= Edah =

Modern Orthodox Jewish organization in the United States

Official logo of EDAH declares its motto.

Edah, should not be confused with the Haredi communal body in Israel known as the Edah HaChareidis.

Edah was a Modern Orthodox Jewish organization, generally associated with the liberal wing of Orthodox Judaism in the United States and with the Religious Zionism movement of Israel. Its headquarters were located in Manhattan, New York City.

Edah's motto was The Challenge to be Modern and Orthodox”.

==Opening==
Edah was founded in 1997 in response to what its founding director, Rabbi Saul Berman, called "the separatist trend in Modern Orthodoxy." It promised in its mission statement to "give voice to the ideology and values of modern Orthodoxy and to educate and empower the community to address its concerns."
Edah organized conferences, fellowships, and adult education programs, primarily in the New York metropolitan area, and to a lesser extent around the world. It also published the Edah Journal, an academic journal on Modern Orthodoxy and contemporary issues in the religious community.

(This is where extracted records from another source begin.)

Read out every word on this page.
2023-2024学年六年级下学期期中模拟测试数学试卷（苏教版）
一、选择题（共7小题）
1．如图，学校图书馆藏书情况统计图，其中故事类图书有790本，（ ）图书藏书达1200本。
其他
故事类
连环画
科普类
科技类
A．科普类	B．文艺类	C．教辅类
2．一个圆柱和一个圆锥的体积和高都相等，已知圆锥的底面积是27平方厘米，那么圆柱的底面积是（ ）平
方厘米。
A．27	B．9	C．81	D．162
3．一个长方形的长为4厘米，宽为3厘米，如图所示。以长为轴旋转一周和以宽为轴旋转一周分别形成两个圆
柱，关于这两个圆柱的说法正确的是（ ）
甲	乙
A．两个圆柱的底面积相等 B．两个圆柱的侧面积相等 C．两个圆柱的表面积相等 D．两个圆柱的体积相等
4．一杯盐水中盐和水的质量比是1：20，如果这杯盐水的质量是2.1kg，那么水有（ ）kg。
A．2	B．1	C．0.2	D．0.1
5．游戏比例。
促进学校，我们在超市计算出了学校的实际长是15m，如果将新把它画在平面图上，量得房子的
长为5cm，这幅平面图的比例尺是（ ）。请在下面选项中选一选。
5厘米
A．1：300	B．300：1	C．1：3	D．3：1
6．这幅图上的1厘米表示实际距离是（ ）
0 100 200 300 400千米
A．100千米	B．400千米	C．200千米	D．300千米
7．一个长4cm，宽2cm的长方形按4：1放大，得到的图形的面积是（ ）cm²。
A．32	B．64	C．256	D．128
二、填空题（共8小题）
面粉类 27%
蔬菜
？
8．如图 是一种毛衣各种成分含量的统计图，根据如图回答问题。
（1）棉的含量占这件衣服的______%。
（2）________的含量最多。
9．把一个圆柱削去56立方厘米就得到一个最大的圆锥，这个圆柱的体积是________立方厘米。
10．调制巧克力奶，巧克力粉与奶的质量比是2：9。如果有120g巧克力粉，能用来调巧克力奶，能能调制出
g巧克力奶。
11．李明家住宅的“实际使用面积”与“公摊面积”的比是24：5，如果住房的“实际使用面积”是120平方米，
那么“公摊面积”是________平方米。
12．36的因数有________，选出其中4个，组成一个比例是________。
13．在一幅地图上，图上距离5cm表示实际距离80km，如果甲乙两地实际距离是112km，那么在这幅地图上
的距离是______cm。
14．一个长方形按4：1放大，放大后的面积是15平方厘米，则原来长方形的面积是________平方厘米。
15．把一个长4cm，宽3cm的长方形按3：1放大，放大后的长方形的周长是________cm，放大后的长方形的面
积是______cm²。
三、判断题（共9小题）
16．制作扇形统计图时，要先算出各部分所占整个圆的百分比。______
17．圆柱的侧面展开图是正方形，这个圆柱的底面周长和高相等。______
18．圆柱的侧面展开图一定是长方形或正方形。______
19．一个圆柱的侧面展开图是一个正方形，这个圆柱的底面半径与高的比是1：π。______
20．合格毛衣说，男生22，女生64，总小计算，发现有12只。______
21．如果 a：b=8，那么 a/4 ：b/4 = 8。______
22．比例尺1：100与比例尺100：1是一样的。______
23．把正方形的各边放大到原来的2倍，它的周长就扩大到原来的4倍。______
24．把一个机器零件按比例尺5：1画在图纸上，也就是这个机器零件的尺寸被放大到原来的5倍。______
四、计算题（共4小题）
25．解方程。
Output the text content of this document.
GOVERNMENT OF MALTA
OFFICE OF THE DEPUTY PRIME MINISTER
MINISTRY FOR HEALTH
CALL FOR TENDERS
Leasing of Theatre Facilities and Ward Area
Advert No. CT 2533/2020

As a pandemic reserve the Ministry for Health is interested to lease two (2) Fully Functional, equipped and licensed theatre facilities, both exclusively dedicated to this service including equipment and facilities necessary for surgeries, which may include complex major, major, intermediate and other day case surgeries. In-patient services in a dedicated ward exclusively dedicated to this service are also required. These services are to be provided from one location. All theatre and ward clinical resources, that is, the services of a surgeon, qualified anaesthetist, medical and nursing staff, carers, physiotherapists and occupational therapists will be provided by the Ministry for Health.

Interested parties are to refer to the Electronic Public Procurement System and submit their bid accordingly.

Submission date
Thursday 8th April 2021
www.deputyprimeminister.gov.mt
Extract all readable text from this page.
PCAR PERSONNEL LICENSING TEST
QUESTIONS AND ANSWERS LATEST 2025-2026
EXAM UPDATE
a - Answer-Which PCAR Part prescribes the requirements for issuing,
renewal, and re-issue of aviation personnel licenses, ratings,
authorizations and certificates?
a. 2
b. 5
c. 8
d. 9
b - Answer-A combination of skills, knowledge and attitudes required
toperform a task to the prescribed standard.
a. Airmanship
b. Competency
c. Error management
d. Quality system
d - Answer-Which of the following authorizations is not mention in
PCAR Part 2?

The New York Times reported that Yeshiva University's biology department chairman, an ordained rabbi, "denounced Edah as 'outside the pale of Judaism'."

==Closing==
In July 2006, Edah announced plans to close down its operations as a stand-alone entity. In a news release, leaders of the organization claimed that it had made significant achievements, but given limited financial resources available, a tactical decision was made so that its goals would be able to continue through other means.

After winding down operations, Berman took on an administrative position at Yeshivat Chovevei Torah (YCT), an Open Orthodox rabbinical school in New York City. YCT also assumed Edah’s journal, website, and audio-visual library.

The Edah Journal was rebranded as Meorot: A Forum of Modern Orthodox Discourse and its publication continued by YCT.